И все забылось, и паспорта, и списки, и директор этот, и продавщица, которая извинилась… Все забывается. Жизнь это океан, сон разума, стихия, пальмы шумят, камыш гнется и скрипит, все гибнет… И вдруг заново возникает, опять возрождается. Плохое чаще происходит, это разумно, логично, и легко понять. А вот хорошее — неразумно, нелогично, понять невозможно, и все равно дольше живет. Только все равно забывается. Но вот удивительно — появляется снова, и главное — само, без напоминаний, подсказок, без причин и всякой пользы, иногда больше размером, иногда меньше, но несомненно — оно… И, может, в этом спасение, что само и без пользы? И загадка…
Эх, жизнь… Только вот гарантии никакой.

из 2009-го


…………….
Такие картинки я бы назвал «наводящими вопросами» (или даже ответами), в общем, провоцирующими внехудожественное обсуждение, и потому теперь закаялся давать им названия. На самом же деле меня всегда интересовали такие вот забытые углы (только не добавляйте «нашей жизни»!) — нет, чисто художественные задачи со светом, прочими делами, а если уж касаться жизни… то в гораздо более широком плане, чем коррупция и пенсия… 🙂 Мой первый учитель биохимии Э.Э.Мартинсон был прекрасным биохимиком, но не стал заметной фигурой, и причины этому мне ясны — он был честен, нетерпим, принципиален, не скрывал своей ненависти к карьеристам в науке, но не это главное. Главное в том, что он всегда выбирал темы, далекие от острия развития науки, от современных увлечений и поисков, тоже малоизученные, но как бы на периферии интереса сегодняшнего дня. И вкладывал в эти вопросы столько умения, страсти, истинного таланта исследователя, что даже в этой «замшелости» находил новые оттенки… Например, он был выдающимся исследователем в области биохимии желудочной секреции. А в это время все кинулись на ДНК и генетический код! А он — нет.
Впрочем, это уже совсем другая тема…

Из «записок художника» (опубл. в ж-ле Ю.А.Кувалдина)

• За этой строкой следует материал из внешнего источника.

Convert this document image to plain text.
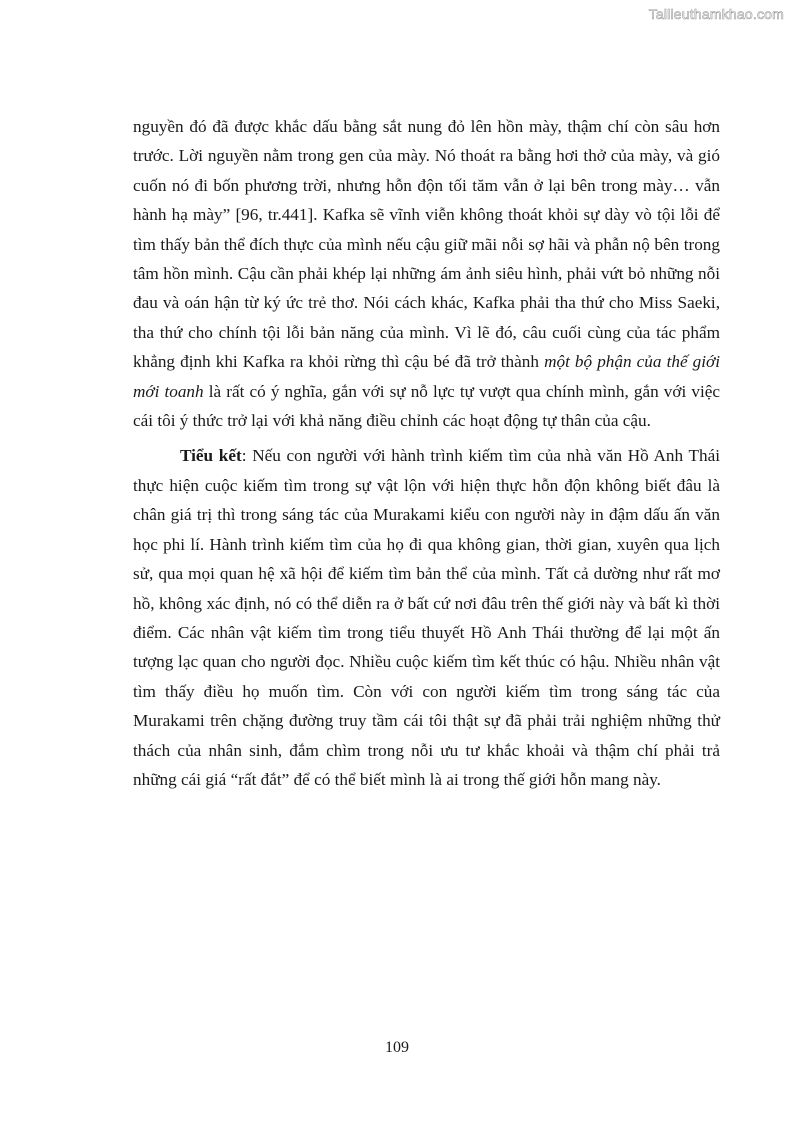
Tailieuthamkhao.com

nguyền đó đã được khắc dấu bằng sắt nung đỏ lên hồn mày, thậm chí còn sâu hơn trước. Lời nguyền nằm trong gen của mày. Nó thoát ra bằng hơi thở của mày, và gió cuốn nó đi bốn phương trời, nhưng hỗn độn tối tăm vẫn ở lại bên trong mày… vẫn hành hạ mày” [96, tr.441]. Kafka sẽ vĩnh viễn không thoát khỏi sự dày vò tội lỗi để tìm thấy bản thể đích thực của mình nếu cậu giữ mãi nỗi sợ hãi và phẫn nộ bên trong tâm hồn mình. Cậu cần phải khép lại những ám ảnh siêu hình, phải vứt bỏ những nỗi đau và oán hận từ ký ức trẻ thơ. Nói cách khác, Kafka phải tha thứ cho Miss Saeki, tha thứ cho chính tội lỗi bản năng của mình. Vì lẽ đó, câu cuối cùng của tác phẩm khẳng định khi Kafka ra khỏi rừng thì cậu bé đã trở thành một bộ phận của thế giới mới toanh là rất có ý nghĩa, gắn với sự nỗ lực tự vượt qua chính mình, gắn với việc cái tôi ý thức trở lại với khả năng điều chỉnh các hoạt động tự thân của cậu.

Tiểu kết: Nếu con người với hành trình kiếm tìm của nhà văn Hồ Anh Thái thực hiện cuộc kiếm tìm trong sự vật lộn với hiện thực hỗn độn không biết đâu là chân giá trị thì trong sáng tác của Murakami kiểu con người này in đậm dấu ấn văn học phi lí. Hành trình kiếm tìm của họ đi qua không gian, thời gian, xuyên qua lịch sử, qua mọi quan hệ xã hội để kiếm tìm bản thể của mình. Tất cả dường như rất mơ hồ, không xác định, nó có thể diễn ra ở bất cứ nơi đâu trên thế giới này và bất kì thời điểm. Các nhân vật kiếm tìm trong tiểu thuyết Hồ Anh Thái thường để lại một ấn tượng lạc quan cho người đọc. Nhiều cuộc kiếm tìm kết thúc có hậu. Nhiều nhân vật tìm thấy điều họ muốn tìm. Còn với con người kiếm tìm trong sáng tác của Murakami trên chặng đường truy tầm cái tôi thật sự đã phải trải nghiệm những thử thách của nhân sinh, đắm chìm trong nỗi ưu tư khắc khoải và thậm chí phải trả những cái giá “rất đắt” để có thể biết mình là ai trong thế giới hỗn mang này.

109
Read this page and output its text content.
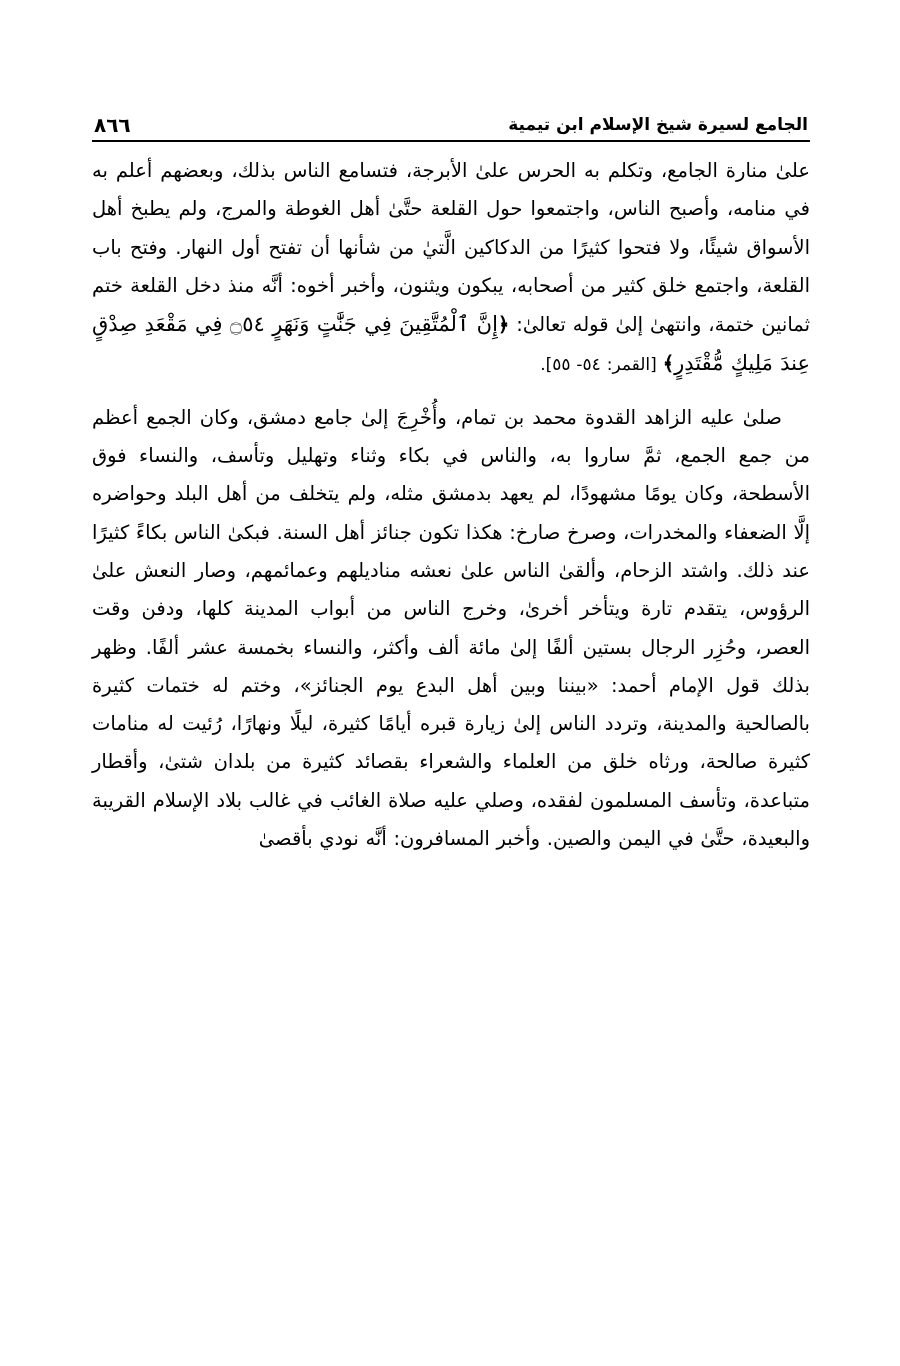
الجامع لسيرة شيخ الإسلام ابن تيمية
٨٦٦

علىٰ منارة الجامع، وتكلم به الحرس علىٰ الأبرجة، فتسامع الناس بذلك، وبعضهم أعلم به في منامه، وأصبح الناس، واجتمعوا حول القلعة حتَّىٰ أهل الغوطة والمرج، ولم يطبخ أهل الأسواق شيئًا، ولا فتحوا كثيرًا من الدكاكين الَّتيٰ من شأنها أن تفتح أول النهار. وفتح باب القلعة، واجتمع خلق كثير من أصحابه، يبكون ويثنون، وأخبر أخوه: أنَّه منذ دخل القلعة ختم ثمانين ختمة، وانتهىٰ إلىٰ قوله تعالىٰ: ﴿إِنَّ ٱلْمُتَّقِينَ فِي جَنَّٰتٍ وَنَهَرٍ ۝٥٤ فِي مَقْعَدِ صِدْقٍ عِندَ مَلِيكٍ مُّقْتَدِرٍ﴾ [القمر: ٥٤- ٥٥].

صلىٰ عليه الزاهد القدوة محمد بن تمام، وأُخْرِجَ إلىٰ جامع دمشق، وكان الجمع أعظم من جمع الجمع، ثمَّ ساروا به، والناس في بكاء وثناء وتهليل وتأسف، والنساء فوق الأسطحة، وكان يومًا مشهودًا، لم يعهد بدمشق مثله، ولم يتخلف من أهل البلد وحواضره إلَّا الضعفاء والمخدرات، وصرخ صارخ: هكذا تكون جنائز أهل السنة. فبكىٰ الناس بكاءً كثيرًا عند ذلك. واشتد الزحام، وألقىٰ الناس علىٰ نعشه مناديلهم وعمائمهم، وصار النعش علىٰ الرؤوس، يتقدم تارة ويتأخر أخرىٰ، وخرج الناس من أبواب المدينة كلها، ودفن وقت العصر، وحُزِر الرجال بستين ألفًا إلىٰ مائة ألف وأكثر، والنساء بخمسة عشر ألفًا. وظهر بذلك قول الإمام أحمد: «بيننا وبين أهل البدع يوم الجنائز»، وختم له ختمات كثيرة بالصالحية والمدينة، وتردد الناس إلىٰ زيارة قبره أيامًا كثيرة، ليلًا ونهارًا، رُئيت له منامات كثيرة صالحة، ورثاه خلق من العلماء والشعراء بقصائد كثيرة من بلدان شتىٰ، وأقطار متباعدة، وتأسف المسلمون لفقده، وصلي عليه صلاة الغائب في غالب بلاد الإسلام القريبة والبعيدة، حتَّىٰ في اليمن والصين. وأخبر المسافرون: أنَّه نودي بأقصىٰ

Те изменения, которые в последние годы произошли, еще губительней для свободного творчества, чем «ШАРАЖКИ», которые устраивала та власть для творческих людей — внутри тех шаражек оставался дух свободного творчества, и отношения людей близки к идеальным, хотя кругом было сплошное свинство и дикость. В лагерях между «политическими» отношения были куда лучше, чем «на воле» сейчас.
А теперь я добровольно двадцать лет сижу в собственной резервации, потерял все связи со столицей, которая рядом. Благодарю возраст, ссылаюсь на немощность, и никого видеть не хочу. Пенсию платят, и если вдвоем, и крыша есть, то выжить можно.
Та жизнь, при коммунистах, была опасной и жестокой, эта чуть менее опасна, не менее жестока, к тому же идиотизм существования возрос неимоверно. Раньше казалось, можно уехать, скрыться и забыть. Теперь ясно, что идиотизм мировой, никуда не скроешься, и надо как-то доживать, не подчиняясь, вот и все дела.
Мне говорят — «жизнь такова, и разумно подчиниться ей, не мудро бунтовать против того, что изменить не можешь…» Живу как хочу, отвечаю им, а от вашей мудрости меня воротит. А что получится…
Как говаривал герой повести «Последний дом» — «что случилось, то и получилось…»

кусочек из повести «Жасмин»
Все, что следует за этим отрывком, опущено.